Here’s their secret formula: Complete focus and dedication (aka “working with purpose”) for 52 minutes, then complete focus and dedication to not working by stepping away from the desk for 17 minutes.

So this doesn’t mean picking up your phone to scroll through your Instagram feed or diving into the black hole of whatever subReddit you’re subscribed to. (Though Hiroshima University conducted a study that found those who looked at cute photos of puppies and kittens were more productive—no joke).
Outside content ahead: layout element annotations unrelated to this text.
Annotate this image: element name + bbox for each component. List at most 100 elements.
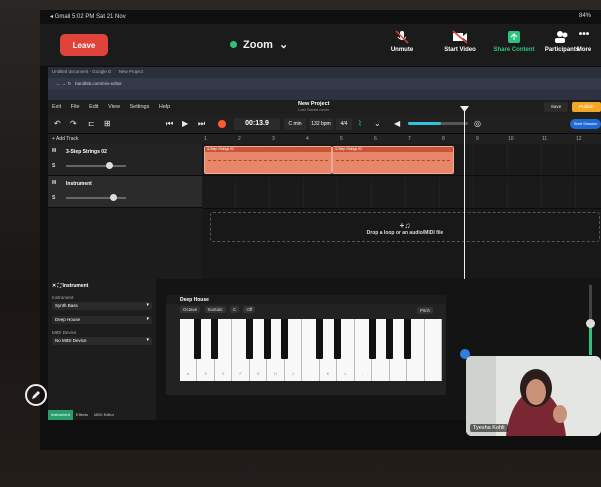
tab-effects[interactable]: Effects [73,410,91,420]
black-key[interactable] [403,319,411,359]
pencil-icon [32,391,40,399]
slider-thumb[interactable] [586,319,595,328]
preset-select[interactable]: Deep House [52,316,152,324]
zoom-title[interactable]: Zoom ⌄ [230,38,288,51]
track-header[interactable]: M S 3-Step Strings 02 [48,144,202,176]
track-volume-slider[interactable] [66,162,126,169]
synth-select[interactable]: Synth Bass [52,302,152,310]
midi-select[interactable]: No MIDI Device [52,337,152,345]
cycle-icon[interactable]: ⊏ [88,119,95,128]
track-lane[interactable] [202,177,601,209]
virtual-piano: Deep House Octave Sustain C Off Pitch AS… [166,295,446,395]
piano-volume-slider[interactable] [586,285,595,355]
signature-display[interactable]: 4/4 [336,118,352,130]
back-icon[interactable]: ← [56,81,61,86]
record-button[interactable] [218,120,226,128]
menu-file[interactable]: File [71,104,80,110]
octave-control[interactable]: Octave [180,306,201,313]
slider-thumb[interactable] [110,194,117,201]
black-key[interactable] [246,319,254,359]
photo-background: ◂ Gmail 5:02 PM Sat 21 Nov 84% Leave Zoo… [0,0,601,487]
tab-instrument[interactable]: Instrument [48,410,73,420]
rewind-icon[interactable]: ⏮ [166,119,173,129]
black-key[interactable] [368,319,376,359]
pen-icon[interactable] [25,384,47,406]
reload-icon[interactable]: ↻ [68,81,72,86]
black-key[interactable] [316,319,324,359]
more-button[interactable]: ••• More [560,30,601,54]
menu-edit[interactable]: Edit [89,104,98,110]
solo-button[interactable]: S [52,163,55,169]
audio-clip[interactable]: 3-Step Strings 02 [204,146,332,174]
tab-new-project[interactable]: New Project [119,69,143,74]
tab-google-docs[interactable]: Untitled document - Google D [52,69,111,74]
last-saved: Last Saved never [298,107,330,112]
self-video-view[interactable]: Tyesha Kohli [466,356,601,436]
play-icon[interactable]: ▶ [182,119,188,128]
pitch-button[interactable]: Pitch [416,307,433,314]
headphone-icon[interactable]: ◎ [474,119,481,128]
black-key[interactable] [263,319,271,359]
sustain-toggle[interactable]: Sustain [204,306,226,313]
ruler-tick: 5 [340,136,343,142]
save-button[interactable]: Save [544,102,568,112]
mute-button[interactable]: M [52,180,56,186]
video-off-icon [452,30,468,44]
forward-end-icon[interactable]: ⏭ [198,119,205,129]
track-lane[interactable]: 3-Step Strings 02 3-Step Strings 02 [202,144,601,176]
music-note-icon: +♫ [399,221,411,230]
solo-button[interactable]: S [52,195,55,201]
black-key[interactable] [333,319,341,359]
shield-icon [230,41,237,48]
menu-settings[interactable]: Settings [129,104,149,110]
black-key[interactable] [386,319,394,359]
black-key[interactable] [211,319,219,359]
address-bar[interactable]: ← → ↻ bandlab.com/mix-editor [48,78,601,90]
add-track-button[interactable]: + Add Track [48,134,202,144]
timeline-ruler[interactable]: 1 2 3 4 5 6 7 8 9 10 11 12 [202,134,601,144]
white-key[interactable] [424,319,442,381]
piano-keyboard[interactable]: A S D F G H J K L; [180,319,442,381]
ruler-tick: 12 [576,136,582,142]
off-select[interactable]: Off [243,306,256,313]
master-volume[interactable] [408,122,468,125]
midi-label: MIDI Device [52,330,77,335]
undo-icon[interactable]: ↶ [54,119,61,128]
ruler-tick: 2 [238,136,241,142]
drop-zone[interactable]: +♫ Drop a loop or an audio/MIDI file [210,212,600,242]
slider-thumb[interactable] [106,162,113,169]
forward-icon[interactable]: → [62,81,67,86]
audio-clip[interactable]: 3-Step Strings 02 [332,146,454,174]
share-icon [508,31,520,43]
ruler-tick: 8 [442,136,445,142]
start-session-button[interactable]: Start Session [570,119,601,129]
menu-exit[interactable]: Exit [52,104,61,110]
leave-button[interactable]: Leave [60,34,108,56]
participant-name: Tyesha Kohli [470,424,508,432]
bpm-display[interactable]: 132 bpm [309,118,333,130]
close-icon[interactable]: ✕ [52,283,56,289]
track-header[interactable]: M S Instrument [48,176,202,208]
start-video-button[interactable]: Start Video [432,30,488,53]
track-volume-slider[interactable] [66,194,126,201]
tuner-icon[interactable]: ⌇ [358,119,362,128]
black-key[interactable] [193,319,201,359]
ruler-tick: 10 [508,136,514,142]
redo-icon[interactable]: ↷ [70,119,77,128]
timeline[interactable]: 1 2 3 4 5 6 7 8 9 10 11 12 3-Step String… [202,134,601,279]
split-icon[interactable]: ⊞ [104,119,111,128]
menu-help[interactable]: Help [159,104,170,110]
black-key[interactable] [281,319,289,359]
chevron-down-icon: ⌄ [278,39,289,51]
time-display: 00:13.9 [234,118,280,130]
menu-view[interactable]: View [108,104,120,110]
publish-button[interactable]: Publish [572,102,601,112]
mute-button[interactable]: M [52,148,56,154]
expand-icon[interactable]: ⛶ [58,283,62,289]
note-select[interactable]: C [229,306,240,313]
key-display[interactable]: C min [284,118,306,130]
dropdown-icon[interactable]: ⌄ [374,119,381,128]
unmute-button[interactable]: Unmute [374,30,430,53]
project-title[interactable]: New Project Last Saved never [298,101,329,112]
tab-midi-editor[interactable]: MIDI Editor [91,410,117,420]
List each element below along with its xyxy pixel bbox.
It means walking outside to grab lunch (in lieu of ordering through Seamless for the umpteenth time), chatting with a co-worker over last night’s episode of Grey’s Anatomy, or even taking a crack at that book you keep “meaning to read.” Like any good athlete or musician that rests between strenuous training sessions, our minds need to take a break to refresh attention span, increase engagement levels and breed creativity.

And a last note to managers: it’s important to remove the stigma of taking longer (or even too many) breaks. The biggest reason why your employees aren’t leaving their desks, in fact, is probably you—and your unintended judgment.